Бодуэн захохотал, будто рассказывал что-то очень веселое. Я начинал понимать, что собеседник мой зверски пьян — еще бы, в одиночку осушил почти что две большие бутылки! Я всегда боялся сильно пьяных — они своими страстями не владеют, такой зарежет — а проспавшись, покается… Я лежал, вжимаясь спиной в постель, и радовался, что лицо мое почти все под бинтами, выражения так просто не разглядишь. А то еще примерещится моему не в меру разбушевавшемуся родичу, что я смеюсь или, наоборот, грущу не к месту…
— Я поехал, конечно, во Францию. А делать-то что? — продолжал тот. — Полгода где-то у меня заняла эта возня с документами! И вот прелаты и бароны двора, общим числом где-то двадцать человек, составили мне бумаженцию о моем происхождении, рождении, образовании… Подписи, печати, все как положено. И доказывала та бумаженция, что я в самом деле сын мадам Констанс, матери графа Раймона VI и сестры короля Франции!
Он снова засмеялся, раскачиваясь взад-вперед.
— Сам смотри: об отце ни слова. Откуда взять доказательства, что покойный граф — мой отец, ежели родился я уже после развода родителей? Мало ли, с кем принцесса Французская по дороге гульнула. А то, что мать моя была честнейшая из замужних женщин, и то, что рожа моя, как все говорят — вылитый Раймон Пятый, чтоб ему пусто было, бабнику и еретику, — это доказательство в бумажку не занесешь. Слова брата, конечно, хватило бы. Но Раймону лишний братец был ни к чему. Я, видишь ли, своим появлением нарушал наследственное право Рамонета — нашего драгоценного принца, Раймончика; так я и стал «сводным братом графа», что может быть глупее при обоих общих родителях? Ничего, Раймон мне еще честь оказал, что вообще признал. А не отправил хорошим пинком под зад, вместе с моей бумаженцией, чистить выгребные ямы. Слышал такое выражение — sed privatum beneficio et honore? Значит, «без личного апанажа и сеньории». Употребляется по большей части в актах признания незаконных сыновей.

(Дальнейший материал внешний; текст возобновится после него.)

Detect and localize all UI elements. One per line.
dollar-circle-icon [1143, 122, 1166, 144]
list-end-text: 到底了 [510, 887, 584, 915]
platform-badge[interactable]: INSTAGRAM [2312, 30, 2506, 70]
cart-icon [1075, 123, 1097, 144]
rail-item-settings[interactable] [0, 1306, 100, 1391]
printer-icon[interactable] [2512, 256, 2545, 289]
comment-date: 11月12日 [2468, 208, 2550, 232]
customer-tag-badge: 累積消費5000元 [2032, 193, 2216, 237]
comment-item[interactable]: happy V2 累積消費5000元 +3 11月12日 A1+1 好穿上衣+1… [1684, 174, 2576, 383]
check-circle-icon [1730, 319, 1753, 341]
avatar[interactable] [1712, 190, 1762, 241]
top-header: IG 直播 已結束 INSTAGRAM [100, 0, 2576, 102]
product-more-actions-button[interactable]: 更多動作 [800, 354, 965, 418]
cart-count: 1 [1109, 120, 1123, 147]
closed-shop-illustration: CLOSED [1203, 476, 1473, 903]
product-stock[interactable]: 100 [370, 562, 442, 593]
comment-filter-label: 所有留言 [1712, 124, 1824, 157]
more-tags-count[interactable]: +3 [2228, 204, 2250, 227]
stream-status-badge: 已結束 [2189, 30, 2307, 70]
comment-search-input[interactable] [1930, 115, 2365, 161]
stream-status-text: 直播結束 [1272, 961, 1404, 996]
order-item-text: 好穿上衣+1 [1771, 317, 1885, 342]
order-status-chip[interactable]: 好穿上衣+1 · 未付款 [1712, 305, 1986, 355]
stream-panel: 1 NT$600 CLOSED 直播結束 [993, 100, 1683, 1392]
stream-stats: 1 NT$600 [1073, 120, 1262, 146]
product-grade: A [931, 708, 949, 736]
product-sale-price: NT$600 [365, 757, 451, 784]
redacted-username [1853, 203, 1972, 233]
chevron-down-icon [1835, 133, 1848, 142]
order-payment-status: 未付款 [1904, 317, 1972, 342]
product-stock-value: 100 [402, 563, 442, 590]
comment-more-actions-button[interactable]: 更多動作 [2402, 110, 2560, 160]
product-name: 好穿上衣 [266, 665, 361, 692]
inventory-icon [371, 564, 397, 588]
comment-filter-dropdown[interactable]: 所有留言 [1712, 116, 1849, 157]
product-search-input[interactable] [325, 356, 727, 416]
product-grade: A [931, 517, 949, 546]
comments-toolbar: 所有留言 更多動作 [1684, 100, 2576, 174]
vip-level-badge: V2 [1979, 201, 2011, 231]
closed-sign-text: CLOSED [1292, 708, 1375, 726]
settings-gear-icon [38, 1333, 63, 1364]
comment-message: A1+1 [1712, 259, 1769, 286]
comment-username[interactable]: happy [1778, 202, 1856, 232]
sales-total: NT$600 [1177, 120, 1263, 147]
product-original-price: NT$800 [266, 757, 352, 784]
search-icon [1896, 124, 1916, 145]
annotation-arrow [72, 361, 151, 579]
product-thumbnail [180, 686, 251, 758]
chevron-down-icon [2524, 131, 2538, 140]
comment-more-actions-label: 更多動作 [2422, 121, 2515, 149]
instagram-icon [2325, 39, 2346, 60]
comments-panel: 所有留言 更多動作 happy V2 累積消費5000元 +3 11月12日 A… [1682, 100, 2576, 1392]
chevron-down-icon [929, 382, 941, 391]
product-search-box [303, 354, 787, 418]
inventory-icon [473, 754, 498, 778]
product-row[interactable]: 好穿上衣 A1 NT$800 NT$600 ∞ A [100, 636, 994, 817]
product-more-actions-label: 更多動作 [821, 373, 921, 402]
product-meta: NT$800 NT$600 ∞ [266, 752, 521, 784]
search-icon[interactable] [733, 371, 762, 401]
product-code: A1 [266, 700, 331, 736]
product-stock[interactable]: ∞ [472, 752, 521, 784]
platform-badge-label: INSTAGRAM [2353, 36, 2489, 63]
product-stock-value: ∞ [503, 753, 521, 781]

Я слушал, похолодев от страха. Все мои худшие опасения, беззастенчиво разбуженные Бодуэном, терзали меня, как скорпионы. Скорпион сам себя гладит ядовитым жалом — так и отчаяние подпитывает самое себя.
— Твою родительницу, парень, когда-нибудь обзывали прелюбодейкой? Притом, что она ей и являлась, коли уложила в свою постель Раймона в обход законного мужа. Не называли? А вот мою — было дело. Косвенно, конечно, очень вежливо, в присутствии многих нотариев. И делал это ее собственный старший сын, лишь бы только не делиться со мною наследством. А вот своему собственному ублюдку, по имени Бертран, недавно отвалил недурную сеньорию — женил его на дочке виконта Брюникельского, дал щенку два замка в Керси — все ради того, чтобы получше вознаградить свою бывшую девку, простолюдинку с руками, загрубевшими от мотовила!.. Впрочем, Бертрановы земли-то теперь мои.